I read and listened to a lot of horse whinny in the course of pursuing my master’s degree in war more than a decade ago. Today, Jeff Huber’s essential laws of armed conflict are few and simple. First is that, like it or not, the history of humanity is the history of its wars, and the fundamental nature of war (and possibly humanity) hasn’t changed since smart apes first used sticks and bones to beat the monkey snot out of other apes and take their food away from them.

Second, all you really need to remember about the law of armed conflict is that Herman Goering and his pals wouldn’t have stood trial at Nuremburg if Germany had won World War II. In the 13th century, Thomas Aquinas cooked up the notion of “just war” which essentially stated it was okay to kill people in a war unless the pope said different. In the 21st century, a “legal war” is whatever George W. Bush’s attorney general says it is.

I stole the third and final law from whoever first said that all wars are the same and they’re all different. Anybody who tells you that we’re fighting a totally new kind of war today needs a good long stay in rehab. There’s nothing about any of America’s wars—from our revolution to our world wars to our woebegone war on terrorism—that Thucydides didn’t cover when he wrote The History of the Peloponnesian War in 431 BC, and nothing he wrote about was new then either.

Even so, General Thucydides would consider an exploding arrow shot from a mechanical bird controlled by a man sitting in a room on the opposite side of the world to be a miraculous feat that even his gods could never perform.

From those three laws we can reliably define the nature of the war powers inherent in the office of the president of the United States.
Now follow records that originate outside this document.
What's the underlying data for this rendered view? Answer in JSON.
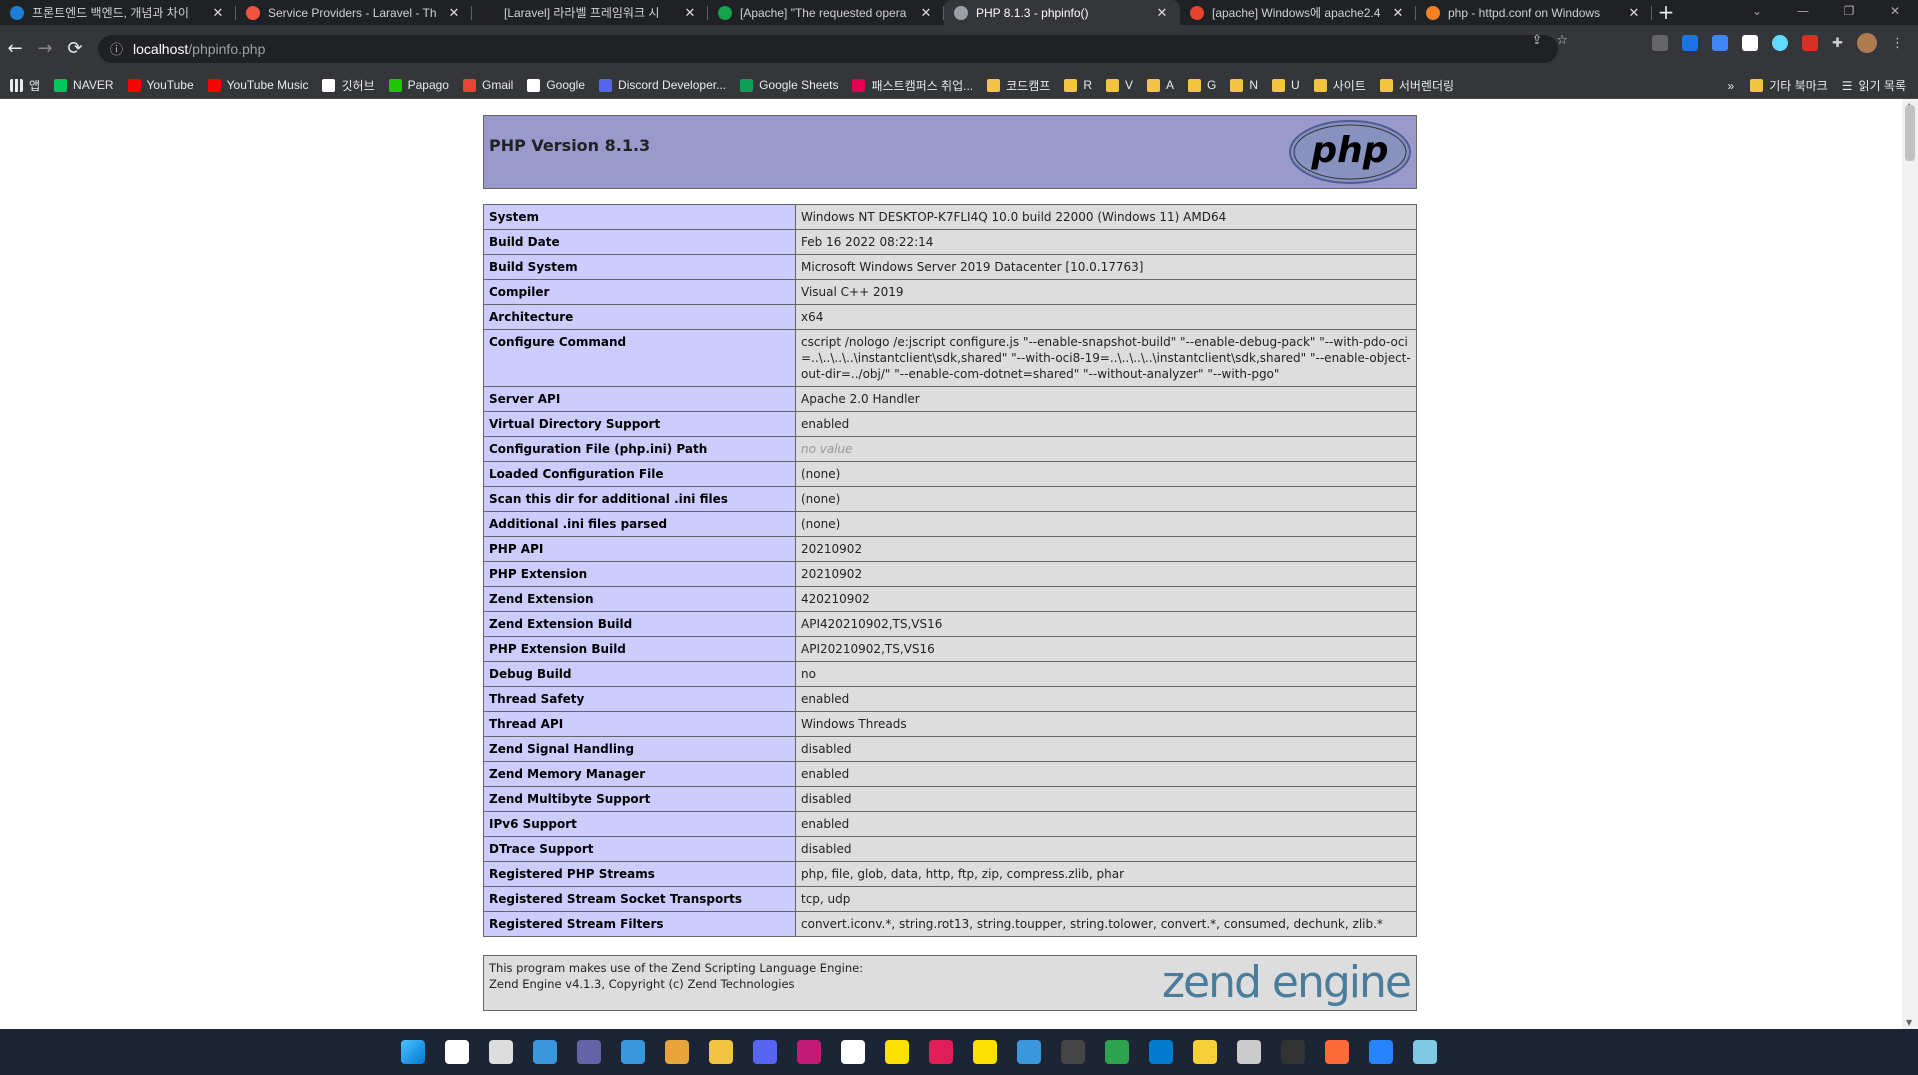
{
  "browser": {
    "tabs": [
      {
        "label": "프론트엔드 백엔드, 개념과 차이",
        "icon": "site-favicon",
        "color": "#1c7ed6"
      },
      {
        "label": "Service Providers - Laravel - Th",
        "icon": "laravel-icon",
        "color": "#f05340"
      },
      {
        "label": "[Laravel] 라라벨 프레임워크 시",
        "icon": "velog-icon",
        "color": "#202124"
      },
      {
        "label": "[Apache] \"The requested opera",
        "icon": "chat-icon",
        "color": "#18a34a"
      },
      {
        "label": "PHP 8.1.3 - phpinfo()",
        "icon": "globe-icon",
        "color": "#9aa0a6",
        "active": true
      },
      {
        "label": "[apache] Windows에 apache2.4",
        "icon": "code-icon",
        "color": "#e8432e"
      },
      {
        "label": "php - httpd.conf on Windows",
        "icon": "stackoverflow-icon",
        "color": "#f48024"
      }
    ],
    "new_tab": "+",
    "url_host": "localhost",
    "url_path": "/phpinfo.php",
    "bookmarks": [
      {
        "label": "앱",
        "type": "apps"
      },
      {
        "label": "NAVER",
        "color": "#03c75a"
      },
      {
        "label": "YouTube",
        "color": "#ff0000"
      },
      {
        "label": "YouTube Music",
        "color": "#ff0000"
      },
      {
        "label": "깃허브",
        "color": "#ffffff"
      },
      {
        "label": "Papago",
        "color": "#1ec800"
      },
      {
        "label": "Gmail",
        "color": "#ea4335"
      },
      {
        "label": "Google",
        "color": "#ffffff"
      },
      {
        "label": "Discord Developer...",
        "color": "#5865f2"
      },
      {
        "label": "Google Sheets",
        "color": "#0f9d58"
      },
      {
        "label": "패스트캠퍼스 취업...",
        "color": "#e5004f"
      },
      {
        "label": "코드캠프",
        "type": "folder"
      },
      {
        "label": "R",
        "type": "folder"
      },
      {
        "label": "V",
        "type": "folder"
      },
      {
        "label": "A",
        "type": "folder"
      },
      {
        "label": "G",
        "type": "folder"
      },
      {
        "label": "N",
        "type": "folder"
      },
      {
        "label": "U",
        "type": "folder"
      },
      {
        "label": "사이트",
        "type": "folder"
      },
      {
        "label": "서버렌더링",
        "type": "folder"
      }
    ],
    "bookmarks_more": "»",
    "other_bookmarks": "기타 북마크",
    "reading_list": "읽기 목록"
  },
  "page": {
    "title": "PHP Version 8.1.3",
    "logo_text": "php",
    "rows": [
      {
        "key": "System",
        "value": "Windows NT DESKTOP-K7FLI4Q 10.0 build 22000 (Windows 11) AMD64"
      },
      {
        "key": "Build Date",
        "value": "Feb 16 2022 08:22:14"
      },
      {
        "key": "Build System",
        "value": "Microsoft Windows Server 2019 Datacenter [10.0.17763]"
      },
      {
        "key": "Compiler",
        "value": "Visual C++ 2019"
      },
      {
        "key": "Architecture",
        "value": "x64"
      },
      {
        "key": "Configure Command",
        "value": "cscript /nologo /e:jscript configure.js \"--enable-snapshot-build\" \"--enable-debug-pack\" \"--with-pdo-oci=..\\..\\..\\..\\instantclient\\sdk,shared\" \"--with-oci8-19=..\\..\\..\\..\\instantclient\\sdk,shared\" \"--enable-object-out-dir=../obj/\" \"--enable-com-dotnet=shared\" \"--without-analyzer\" \"--with-pgo\""
      },
      {
        "key": "Server API",
        "value": "Apache 2.0 Handler"
      },
      {
        "key": "Virtual Directory Support",
        "value": "enabled"
      },
      {
        "key": "Configuration File (php.ini) Path",
        "value": "no value",
        "novalue": true
      },
      {
        "key": "Loaded Configuration File",
        "value": "(none)"
      },
      {
        "key": "Scan this dir for additional .ini files",
        "value": "(none)"
      },
      {
        "key": "Additional .ini files parsed",
        "value": "(none)"
      },
      {
        "key": "PHP API",
        "value": "20210902"
      },
      {
        "key": "PHP Extension",
        "value": "20210902"
      },
      {
        "key": "Zend Extension",
        "value": "420210902"
      },
      {
        "key": "Zend Extension Build",
        "value": "API420210902,TS,VS16"
      },
      {
        "key": "PHP Extension Build",
        "value": "API20210902,TS,VS16"
      },
      {
        "key": "Debug Build",
        "value": "no"
      },
      {
        "key": "Thread Safety",
        "value": "enabled"
      },
      {
        "key": "Thread API",
        "value": "Windows Threads"
      },
      {
        "key": "Zend Signal Handling",
        "value": "disabled"
      },
      {
        "key": "Zend Memory Manager",
        "value": "enabled"
      },
      {
        "key": "Zend Multibyte Support",
        "value": "disabled"
      },
      {
        "key": "IPv6 Support",
        "value": "enabled"
      },
      {
        "key": "DTrace Support",
        "value": "disabled"
      },
      {
        "key": "Registered PHP Streams",
        "value": "php, file, glob, data, http, ftp, zip, compress.zlib, phar"
      },
      {
        "key": "Registered Stream Socket Transports",
        "value": "tcp, udp"
      },
      {
        "key": "Registered Stream Filters",
        "value": "convert.iconv.*, string.rot13, string.toupper, string.tolower, convert.*, consumed, dechunk, zlib.*"
      }
    ],
    "zend_line1": "This program makes use of the Zend Scripting Language Engine:",
    "zend_line2": "Zend Engine v4.1.3, Copyright (c) Zend Technologies",
    "zend_logo_text": "zend engine"
  },
  "taskbar": {
    "icons": [
      "start-icon",
      "search-icon",
      "task-view-icon",
      "widgets-icon",
      "teams-chat-icon",
      "mail-icon",
      "chrome-icon",
      "file-explorer-icon",
      "discord-icon",
      "jetbrains-icon",
      "notion-icon",
      "kakao-icon",
      "slack-icon",
      "kakaotalk-icon",
      "notepad-icon",
      "terminal-icon",
      "checklist-icon",
      "vscode-icon",
      "sticky-notes-icon",
      "sandbox-icon",
      "cmd-icon",
      "postman-icon",
      "sourcetree-icon",
      "photos-icon"
    ]
  }
}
The only extra-constitutional powers U.S. Presidents have in wartime—or in peacetime or anytime—are the ones the rest of us let them take.
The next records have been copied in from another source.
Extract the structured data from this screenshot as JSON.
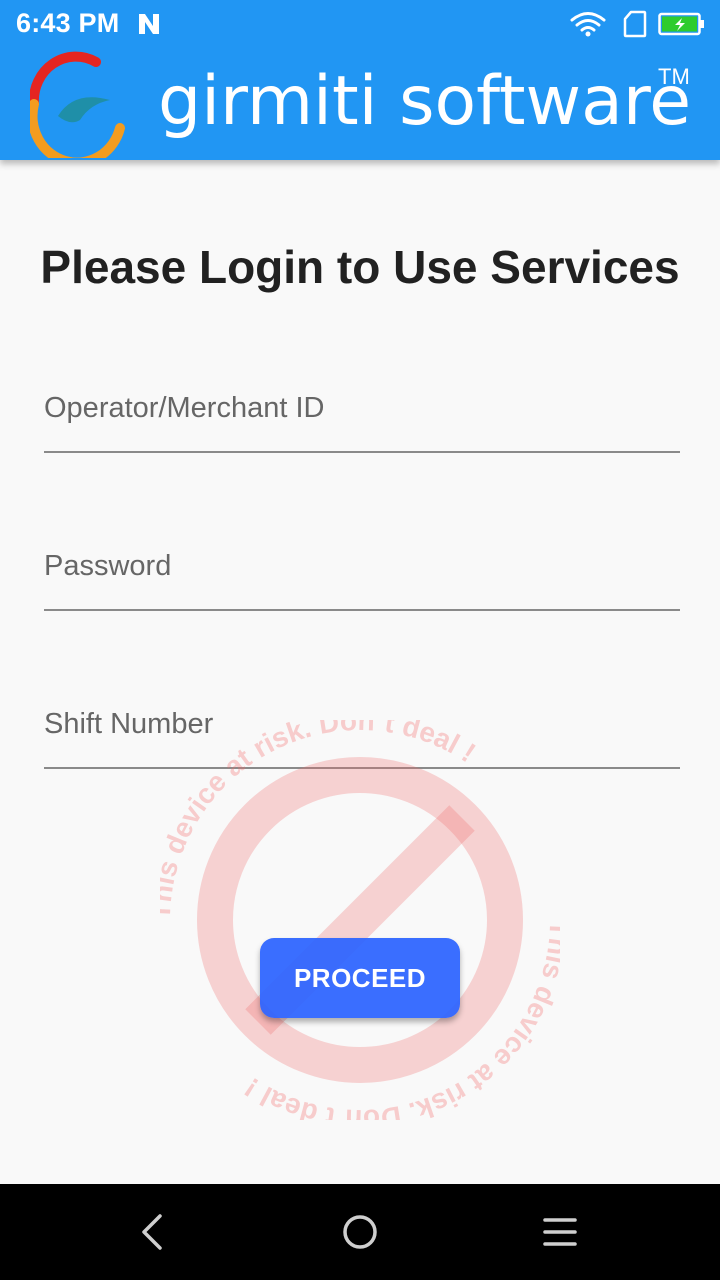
{
  "status_bar": {
    "time": "6:43 PM",
    "icons": [
      "notification-n-icon",
      "wifi-icon",
      "sim-card-icon",
      "battery-charging-icon"
    ],
    "battery_color": "#2ecc2e"
  },
  "header": {
    "brand_name": "girmiti software",
    "trademark": "TM",
    "background_color": "#2196f3"
  },
  "main": {
    "title": "Please Login to Use Services",
    "fields": [
      {
        "placeholder": "Operator/Merchant ID",
        "value": ""
      },
      {
        "placeholder": "Password",
        "value": ""
      },
      {
        "placeholder": "Shift Number",
        "value": ""
      }
    ],
    "proceed_label": "PROCEED",
    "accent_color": "#2962ff"
  },
  "watermark": {
    "text": "This device at risk. Don`t deal !",
    "color": "#f26d6d"
  },
  "nav_bar": {
    "icons": [
      "back-icon",
      "home-icon",
      "menu-icon"
    ]
  }
}
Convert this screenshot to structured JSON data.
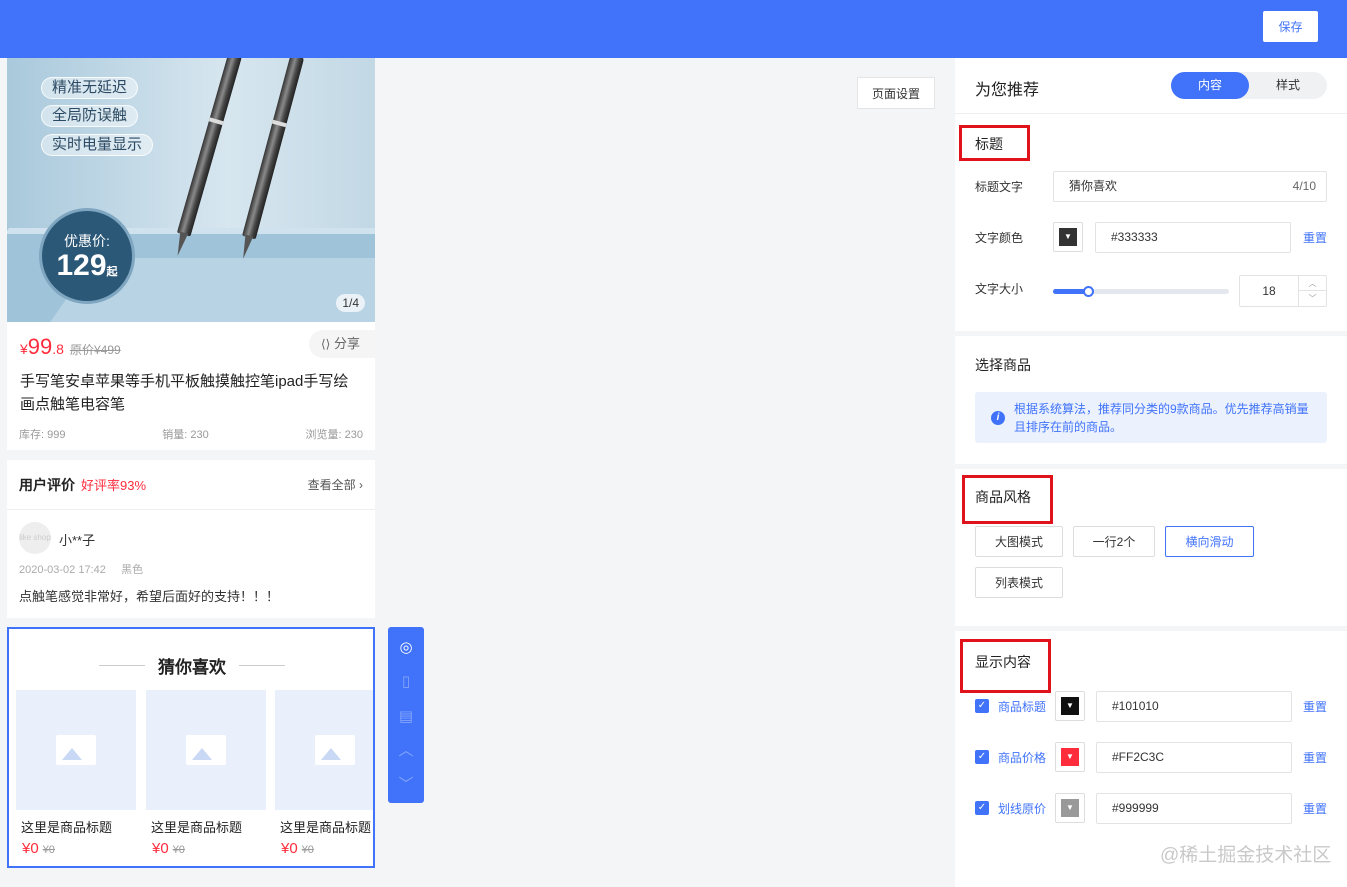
{
  "topbar": {
    "save_label": "保存",
    "color": "#4073fa"
  },
  "hero": {
    "tags": [
      "精准无延迟",
      "全局防误触",
      "实时电量显示"
    ],
    "badge_label": "优惠价:",
    "badge_price": "129",
    "badge_suffix": "起",
    "pager": "1/4"
  },
  "product": {
    "currency": "¥",
    "price_int": "99",
    "price_dec": ".8",
    "original_price": "原价¥499",
    "share_label": "分享",
    "title": "手写笔安卓苹果等手机平板触摸触控笔ipad手写绘画点触笔电容笔",
    "stock": "库存: 999",
    "sales": "销量: 230",
    "views": "浏览量: 230"
  },
  "review": {
    "title": "用户评价",
    "rate": "好评率93%",
    "view_all": "查看全部",
    "avatar_text": "like shop",
    "user": "小**子",
    "date": "2020-03-02 17:42",
    "spec": "黑色",
    "content": "点触笔感觉非常好，希望后面好的支持！！！"
  },
  "guess": {
    "title": "猜你喜欢",
    "items": [
      {
        "name": "这里是商品标题",
        "price": "¥0",
        "orig": "¥0"
      },
      {
        "name": "这里是商品标题",
        "price": "¥0",
        "orig": "¥0"
      },
      {
        "name": "这里是商品标题",
        "price": "¥0",
        "orig": "¥0"
      }
    ]
  },
  "float_toolbar": {
    "icons": [
      "eye-off-icon",
      "trash-icon",
      "copy-icon",
      "chevron-up-icon",
      "chevron-down-icon"
    ]
  },
  "page_settings_label": "页面设置",
  "panel": {
    "title": "为您推荐",
    "tabs": [
      "内容",
      "样式"
    ],
    "title_section": {
      "heading": "标题",
      "text_label": "标题文字",
      "text_value": "猜你喜欢",
      "text_count": "4/10",
      "color_label": "文字颜色",
      "color_value": "#333333",
      "reset": "重置",
      "size_label": "文字大小",
      "size_value": "18",
      "size_fraction": 0.2
    },
    "goods_section": {
      "heading": "选择商品",
      "notice": "根据系统算法，推荐同分类的9款商品。优先推荐高销量且排序在前的商品。"
    },
    "style_section": {
      "heading": "商品风格",
      "options": [
        "大图模式",
        "一行2个",
        "横向滑动",
        "列表模式"
      ],
      "selected": "横向滑动"
    },
    "display_section": {
      "heading": "显示内容",
      "rows": [
        {
          "label": "商品标题",
          "color": "#101010",
          "reset": "重置"
        },
        {
          "label": "商品价格",
          "color": "#FF2C3C",
          "reset": "重置"
        },
        {
          "label": "划线原价",
          "color": "#999999",
          "reset": "重置"
        }
      ]
    }
  },
  "watermark": "@稀土掘金技术社区"
}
To make things even more unfathomable, these days we can’t agree on what is or isn’t an actual war.

By Any Other Name

We have a war on drugs and a war on poverty and a war on an ism, yet for many years we called the little misunderstandings we had in Korea and Vietnam “conflicts” and even “police actions.” Congress doesn’t declare war any more; it grants the president the “authorization for use of armed force.” If Congress won’t give this president authorization to send troops into combat, Mr. Bush just has one of his lawyers write up a “finding” for war and signs it, or he has the CIA fight the war in secret, or he just orders U.S. forces to start bombing things right out in the open—like he’s doing presently in Pakistan and Somalia—and dares anybody to say boo about it.
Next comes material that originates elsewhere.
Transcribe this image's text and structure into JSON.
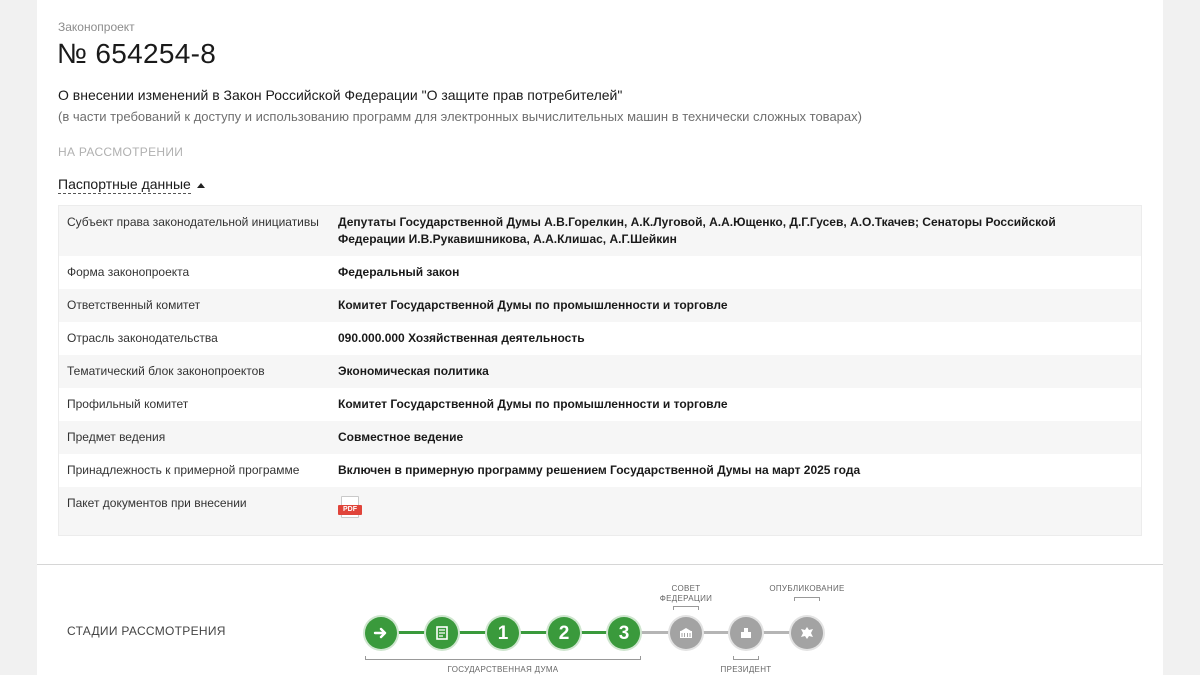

Clausewitz famously said that war is “a true political instrument, a continuation of political activity by other means." Today, however, it’s difficult to identify where other political activities end and war begins.

Under the younger Bush’s stewardship, the Department of Defense has hijacked most of the State Department’s foreign policy functions, leaving our diplomatic force in charge of little more than bureaucratic matters like issuing visas and passports. The Pentagon calls the shots in Iraq, Afghanistan and Pakistan, and to address long standing issues on the African continent, the Bush administration established not a new diplomatic organization, but a new regional military command. In November 2007, The Nation published an article by Danny Glover and Nicole C. Lee that called AFRICOM an “alarming step forward in the militarization of the African continent” and “a dangerous continuation of US military expansion around the globe.”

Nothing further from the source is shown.